Viktor Orban’s “dystopian warnings of a future dominated by a clash of civilisations appear to have struck a chord with his countrymen”, the Financial Times writes about the Hungarian prime minister’s election campaign and rhetorics on migration.
The article quotes Orban’s speech on the national holiday:
“Brussels is not defending Europe and it is not halting immigration . . . It wants to dilute the population of Europe and to replace it, to cast aside our culture, our way of life and everything which separates and distinguishes us Europeans from the other peoples of the world.”
According to the article at home Orban faces allegations of corruption and dismantling checks and balances from his opponents, but his party, Fidesz is most likely to reach a majority in the April elections. FT notes that the opposition is fragmented: they were able to win a by-election in Fidesz stronghold Hodmezovasarhely by rallying behind one candidate, but they can’t make a similar deal on a national level.

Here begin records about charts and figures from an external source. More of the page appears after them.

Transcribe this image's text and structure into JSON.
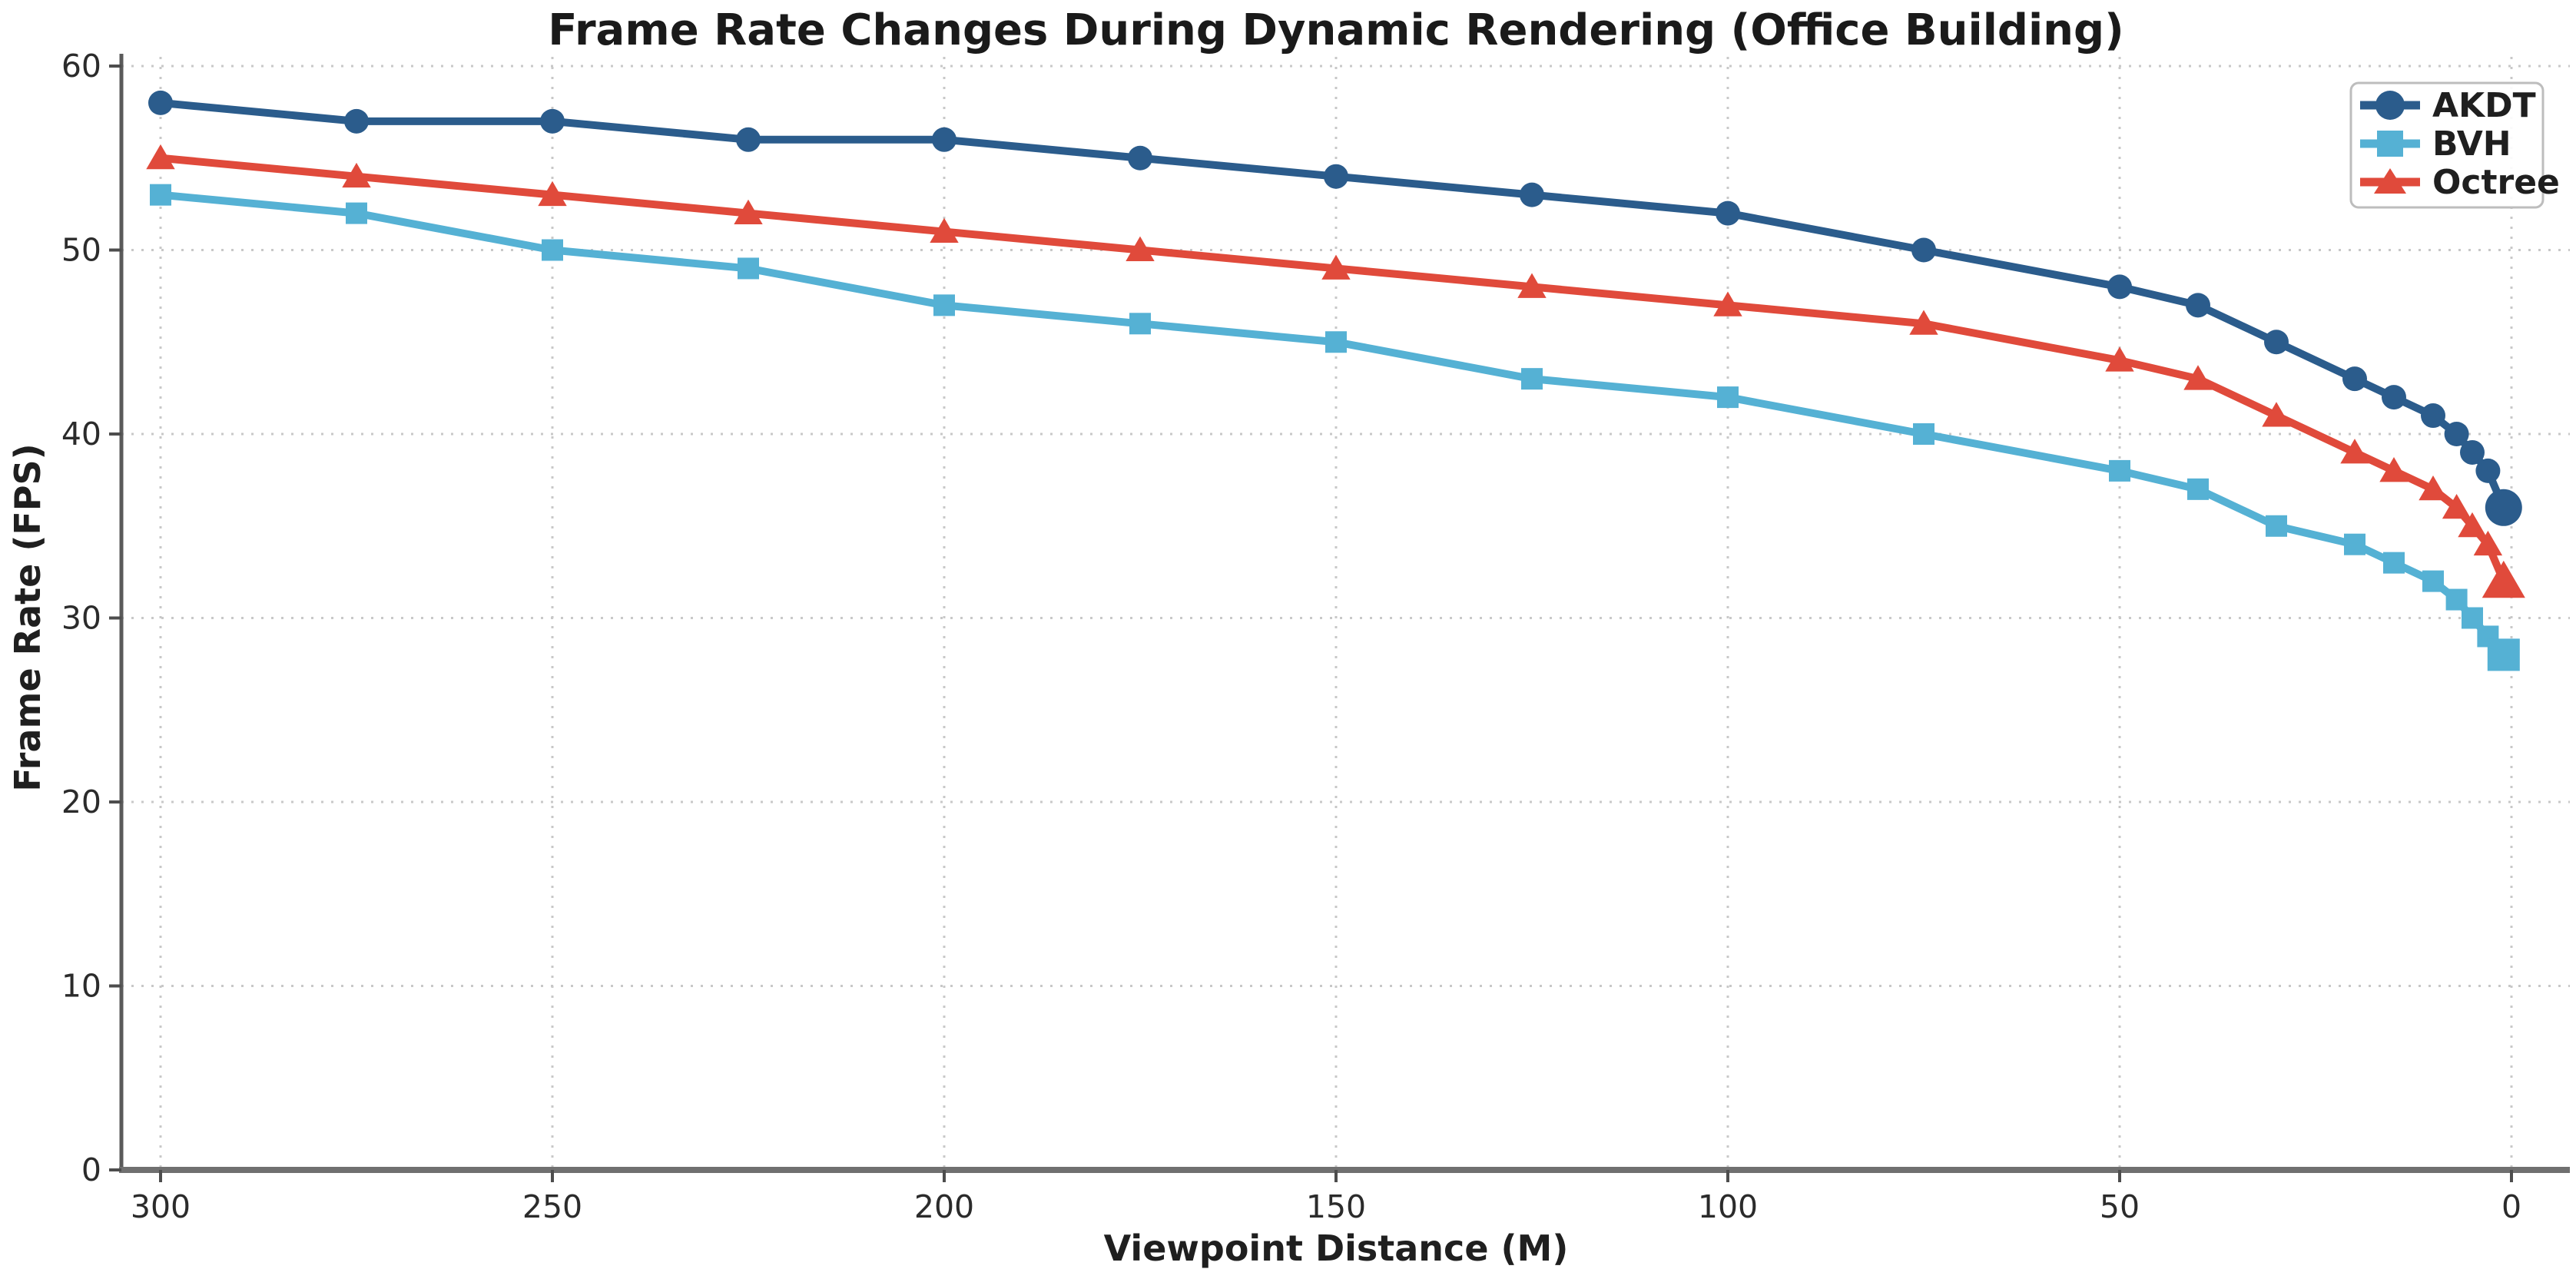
{
  "figure": {
    "background": "#ffffff"
  },
  "chart_data": {
    "type": "line",
    "title": "Frame Rate Changes During Dynamic Rendering (Office Building)",
    "xlabel": "Viewpoint Distance (M)",
    "ylabel": "Frame Rate (FPS)",
    "x": [
      300,
      275,
      250,
      225,
      200,
      175,
      150,
      125,
      100,
      75,
      50,
      40,
      30,
      20,
      15,
      10,
      7,
      5,
      3,
      1
    ],
    "x_axis": {
      "reversed": true,
      "ticks": [
        300,
        250,
        200,
        150,
        100,
        50,
        0
      ],
      "range": [
        305,
        -5
      ],
      "grid": true
    },
    "y_axis": {
      "ticks": [
        0,
        10,
        20,
        30,
        40,
        50,
        60
      ],
      "range": [
        0,
        60
      ],
      "grid": true
    },
    "series": [
      {
        "name": "AKDT",
        "marker": "circle",
        "color": "#2b5c8c",
        "values": [
          58,
          57,
          57,
          56,
          56,
          55,
          54,
          53,
          52,
          50,
          48,
          47,
          45,
          43,
          42,
          41,
          40,
          39,
          38,
          36
        ]
      },
      {
        "name": "BVH",
        "marker": "square",
        "color": "#55b1d4",
        "values": [
          53,
          52,
          50,
          49,
          47,
          46,
          45,
          43,
          42,
          40,
          38,
          37,
          35,
          34,
          33,
          32,
          31,
          30,
          29,
          28
        ]
      },
      {
        "name": "Octree",
        "marker": "triangle",
        "color": "#e04a3b",
        "values": [
          55,
          54,
          53,
          52,
          51,
          50,
          49,
          48,
          47,
          46,
          44,
          43,
          41,
          39,
          38,
          37,
          36,
          35,
          34,
          32
        ]
      }
    ],
    "legend": {
      "position": "upper right",
      "entries": [
        "AKDT",
        "BVH",
        "Octree"
      ]
    },
    "style": {
      "grid_color": "#c8c8c8",
      "spine_color": "#5a5a5a",
      "bottom_spine_color": "#707070",
      "tick_color": "#4d4d4d",
      "legend_border_color": "#bdbdbd",
      "legend_bg_color": "#ffffff"
    }
  }
}
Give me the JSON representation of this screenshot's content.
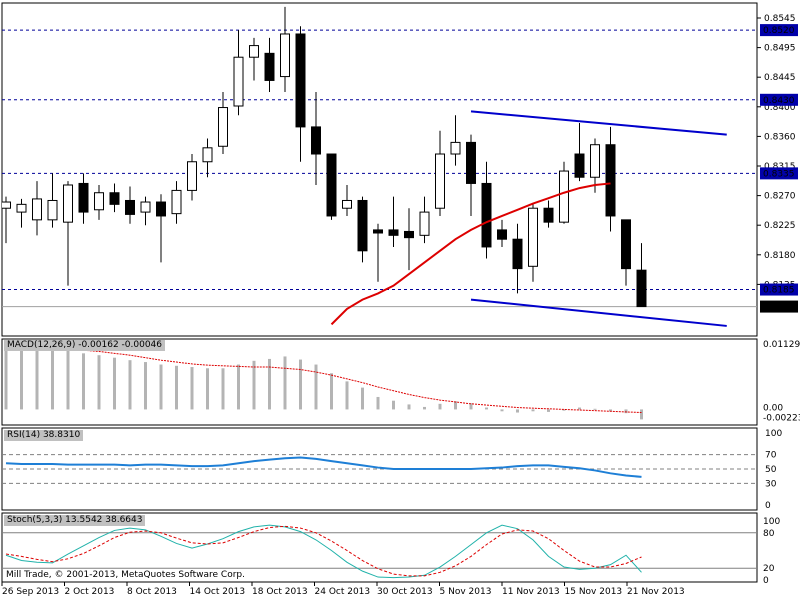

Fidesz is also benefitting from favourable economic conditions: 4% GDP growth and low unemployment.
Andras Biro-Nagy from the Policy Solutions think tank told FT that Orban’s stance on migration is the most important factor in his popularity. He pointed out that Orban considers migration a winning card, an issue that – as the quota referendum in 2016 proves – goes beyond party politics.
“What is at stake . . . is whether after April 8 Hungary will remain a democratic country, or whether it will head towards some sort of banana republic or some sort of dictatorship or some sort of autocracy,” Marton Gyongyosi, MP of the strongest opposition party, Jobbik said, also referring to corruption scandals.
Government spokesman Zoltan Kovacs told FT that such claims are “purely political” and OLAF “has never suggested that the irregular use of European money in Hungary is higher than the European average”.